Currently, 6.5% of California’s population, or 2.5 million people, identify as black or African-American.
“We are looking at reparations on a scale that is the largest since Reconstruction,” said Jovan Scott Lewis, a professor at the University of California, Berkeley, and member of the task force said, according to the NYT. “That is why we must put forward a robust plan, with plenty of options.”
To be eligible for the reparations, one must be a descendant of enslaved African Americans or of a “free black person living in the United States prior to the end of the 19th century,” according to the NYT.
The main areas identified by the task force for reparations were housing discrimination, mass incarceration, unjust property seizures, devaluation of Black businesses, and health care, yet the estimated $569 billion, or $223,200 per person, only addresses housing discrimination between 1933 to 1977.
In September, Newsom vetoed a bill by the task force that requested the recommendations not be due until 2024.

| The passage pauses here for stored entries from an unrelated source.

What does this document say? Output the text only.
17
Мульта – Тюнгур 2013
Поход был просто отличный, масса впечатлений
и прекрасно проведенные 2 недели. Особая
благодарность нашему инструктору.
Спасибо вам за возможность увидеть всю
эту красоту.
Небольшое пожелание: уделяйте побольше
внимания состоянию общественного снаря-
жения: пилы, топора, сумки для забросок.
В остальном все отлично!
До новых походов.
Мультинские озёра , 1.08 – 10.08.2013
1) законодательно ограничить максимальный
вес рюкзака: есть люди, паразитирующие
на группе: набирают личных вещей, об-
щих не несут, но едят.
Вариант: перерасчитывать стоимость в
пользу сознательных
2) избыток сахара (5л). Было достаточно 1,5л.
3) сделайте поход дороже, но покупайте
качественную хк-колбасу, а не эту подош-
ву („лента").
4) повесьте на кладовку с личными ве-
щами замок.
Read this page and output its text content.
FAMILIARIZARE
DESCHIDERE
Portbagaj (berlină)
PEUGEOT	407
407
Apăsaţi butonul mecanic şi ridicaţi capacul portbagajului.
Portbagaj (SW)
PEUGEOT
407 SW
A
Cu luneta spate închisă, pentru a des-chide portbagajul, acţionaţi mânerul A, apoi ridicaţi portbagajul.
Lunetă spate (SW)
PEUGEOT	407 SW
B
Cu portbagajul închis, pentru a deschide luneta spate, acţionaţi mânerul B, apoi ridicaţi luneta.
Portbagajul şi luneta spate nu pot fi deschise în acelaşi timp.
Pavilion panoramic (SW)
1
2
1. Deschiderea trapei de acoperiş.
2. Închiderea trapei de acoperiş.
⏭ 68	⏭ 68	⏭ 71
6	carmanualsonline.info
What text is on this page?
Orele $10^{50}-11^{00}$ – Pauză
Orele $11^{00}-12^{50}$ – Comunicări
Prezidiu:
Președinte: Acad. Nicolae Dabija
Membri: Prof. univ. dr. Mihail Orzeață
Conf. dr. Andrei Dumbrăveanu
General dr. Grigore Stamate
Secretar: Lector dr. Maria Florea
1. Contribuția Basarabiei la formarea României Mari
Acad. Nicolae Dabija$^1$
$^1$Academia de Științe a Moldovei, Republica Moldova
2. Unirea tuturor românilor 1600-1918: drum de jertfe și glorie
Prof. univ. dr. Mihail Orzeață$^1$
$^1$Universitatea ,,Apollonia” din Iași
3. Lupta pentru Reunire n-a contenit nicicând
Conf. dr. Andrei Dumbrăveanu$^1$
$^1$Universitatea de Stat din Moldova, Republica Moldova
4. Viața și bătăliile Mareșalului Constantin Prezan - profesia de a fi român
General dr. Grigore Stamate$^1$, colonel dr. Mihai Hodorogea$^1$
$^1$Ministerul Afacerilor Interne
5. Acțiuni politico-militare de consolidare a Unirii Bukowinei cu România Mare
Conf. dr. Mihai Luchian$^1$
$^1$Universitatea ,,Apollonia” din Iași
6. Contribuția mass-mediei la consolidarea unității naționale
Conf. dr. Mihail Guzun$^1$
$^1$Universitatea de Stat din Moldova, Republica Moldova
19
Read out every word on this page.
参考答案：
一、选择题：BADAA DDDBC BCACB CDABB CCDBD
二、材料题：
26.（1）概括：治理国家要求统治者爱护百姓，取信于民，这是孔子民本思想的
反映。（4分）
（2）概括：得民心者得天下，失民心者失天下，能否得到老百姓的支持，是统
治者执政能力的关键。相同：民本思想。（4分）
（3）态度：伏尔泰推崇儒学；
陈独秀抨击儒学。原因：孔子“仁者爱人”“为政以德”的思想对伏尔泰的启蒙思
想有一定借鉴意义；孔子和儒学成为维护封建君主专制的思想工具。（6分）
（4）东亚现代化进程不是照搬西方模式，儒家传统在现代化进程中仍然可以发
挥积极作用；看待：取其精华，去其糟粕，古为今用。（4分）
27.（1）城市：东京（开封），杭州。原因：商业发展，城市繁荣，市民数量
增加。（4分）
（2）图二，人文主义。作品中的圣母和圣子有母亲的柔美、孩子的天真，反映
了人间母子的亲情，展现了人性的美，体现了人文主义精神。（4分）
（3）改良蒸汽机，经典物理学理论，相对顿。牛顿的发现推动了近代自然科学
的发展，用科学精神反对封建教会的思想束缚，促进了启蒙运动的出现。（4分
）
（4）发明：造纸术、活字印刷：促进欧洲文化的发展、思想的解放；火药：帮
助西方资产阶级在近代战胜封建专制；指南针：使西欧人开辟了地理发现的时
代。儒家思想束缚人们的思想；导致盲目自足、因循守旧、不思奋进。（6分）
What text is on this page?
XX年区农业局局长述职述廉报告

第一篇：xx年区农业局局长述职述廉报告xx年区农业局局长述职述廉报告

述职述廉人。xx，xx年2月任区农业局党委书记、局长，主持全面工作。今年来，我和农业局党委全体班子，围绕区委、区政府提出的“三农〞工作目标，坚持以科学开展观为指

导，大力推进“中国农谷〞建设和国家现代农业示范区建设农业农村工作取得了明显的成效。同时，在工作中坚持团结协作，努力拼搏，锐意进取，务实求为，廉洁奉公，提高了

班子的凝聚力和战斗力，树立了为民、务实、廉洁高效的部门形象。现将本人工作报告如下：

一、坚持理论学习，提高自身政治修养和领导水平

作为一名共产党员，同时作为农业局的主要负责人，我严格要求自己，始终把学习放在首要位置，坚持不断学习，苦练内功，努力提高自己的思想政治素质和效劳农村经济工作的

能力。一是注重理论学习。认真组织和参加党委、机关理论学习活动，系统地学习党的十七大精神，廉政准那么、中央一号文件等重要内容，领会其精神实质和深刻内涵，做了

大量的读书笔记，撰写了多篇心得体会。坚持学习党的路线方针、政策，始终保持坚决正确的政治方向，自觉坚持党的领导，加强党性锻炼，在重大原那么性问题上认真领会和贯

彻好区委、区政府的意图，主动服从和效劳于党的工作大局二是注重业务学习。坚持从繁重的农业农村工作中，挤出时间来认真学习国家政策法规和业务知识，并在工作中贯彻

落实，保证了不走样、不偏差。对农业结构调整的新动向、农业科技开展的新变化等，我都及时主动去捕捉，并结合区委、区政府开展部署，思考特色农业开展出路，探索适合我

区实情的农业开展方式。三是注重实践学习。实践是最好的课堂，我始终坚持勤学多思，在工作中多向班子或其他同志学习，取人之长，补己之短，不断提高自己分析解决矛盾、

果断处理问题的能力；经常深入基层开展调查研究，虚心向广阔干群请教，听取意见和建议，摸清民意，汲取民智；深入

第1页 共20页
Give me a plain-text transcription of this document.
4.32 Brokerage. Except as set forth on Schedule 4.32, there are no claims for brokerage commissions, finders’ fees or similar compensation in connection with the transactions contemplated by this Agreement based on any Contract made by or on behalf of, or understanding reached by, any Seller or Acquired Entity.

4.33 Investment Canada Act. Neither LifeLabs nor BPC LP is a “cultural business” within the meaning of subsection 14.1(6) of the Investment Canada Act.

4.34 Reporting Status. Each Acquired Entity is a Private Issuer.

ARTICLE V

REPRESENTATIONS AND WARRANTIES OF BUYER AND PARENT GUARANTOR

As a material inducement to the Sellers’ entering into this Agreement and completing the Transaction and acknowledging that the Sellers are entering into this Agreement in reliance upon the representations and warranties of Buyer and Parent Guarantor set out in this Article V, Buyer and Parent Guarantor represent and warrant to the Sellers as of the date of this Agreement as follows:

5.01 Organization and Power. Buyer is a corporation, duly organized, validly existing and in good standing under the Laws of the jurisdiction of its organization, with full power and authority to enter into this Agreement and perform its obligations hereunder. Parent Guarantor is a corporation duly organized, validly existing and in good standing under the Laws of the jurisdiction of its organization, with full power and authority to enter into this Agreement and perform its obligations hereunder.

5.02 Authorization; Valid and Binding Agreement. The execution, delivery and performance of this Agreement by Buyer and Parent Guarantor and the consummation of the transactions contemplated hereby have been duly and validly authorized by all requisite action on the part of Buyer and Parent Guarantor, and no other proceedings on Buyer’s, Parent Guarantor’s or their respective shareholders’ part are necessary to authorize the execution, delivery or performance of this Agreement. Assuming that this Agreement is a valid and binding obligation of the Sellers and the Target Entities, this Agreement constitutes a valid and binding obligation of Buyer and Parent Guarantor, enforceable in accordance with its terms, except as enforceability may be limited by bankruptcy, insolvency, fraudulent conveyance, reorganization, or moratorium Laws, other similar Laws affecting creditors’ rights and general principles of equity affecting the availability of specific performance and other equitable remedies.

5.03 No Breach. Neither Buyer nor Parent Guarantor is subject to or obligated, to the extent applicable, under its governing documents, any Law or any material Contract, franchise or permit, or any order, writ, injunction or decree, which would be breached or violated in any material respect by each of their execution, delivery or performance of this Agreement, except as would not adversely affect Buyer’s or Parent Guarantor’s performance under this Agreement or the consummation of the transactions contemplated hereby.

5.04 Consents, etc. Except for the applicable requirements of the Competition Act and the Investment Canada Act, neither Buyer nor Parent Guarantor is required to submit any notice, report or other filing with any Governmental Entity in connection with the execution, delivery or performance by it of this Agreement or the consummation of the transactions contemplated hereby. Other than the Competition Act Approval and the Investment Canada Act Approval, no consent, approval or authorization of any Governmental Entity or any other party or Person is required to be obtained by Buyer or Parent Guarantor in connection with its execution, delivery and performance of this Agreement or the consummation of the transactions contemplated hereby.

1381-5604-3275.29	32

In March, the task force released a 500-word report outlining why the descendants of slaves should receive recommendations, and the task force is scheduled to meet again in mid-December. The California legislature will approve or deny the recommendations while also deciding how black residents will be repaid, according to the NYT.
Many of the task force members recommend tuition and housing grants, but others are requesting direct cash payments.
California’s budget is predicted to operate in a $25 billion deficit after an expected tax revenue drop of $41 billion in fiscal year 2021-2022 through fiscal year 2023-2024.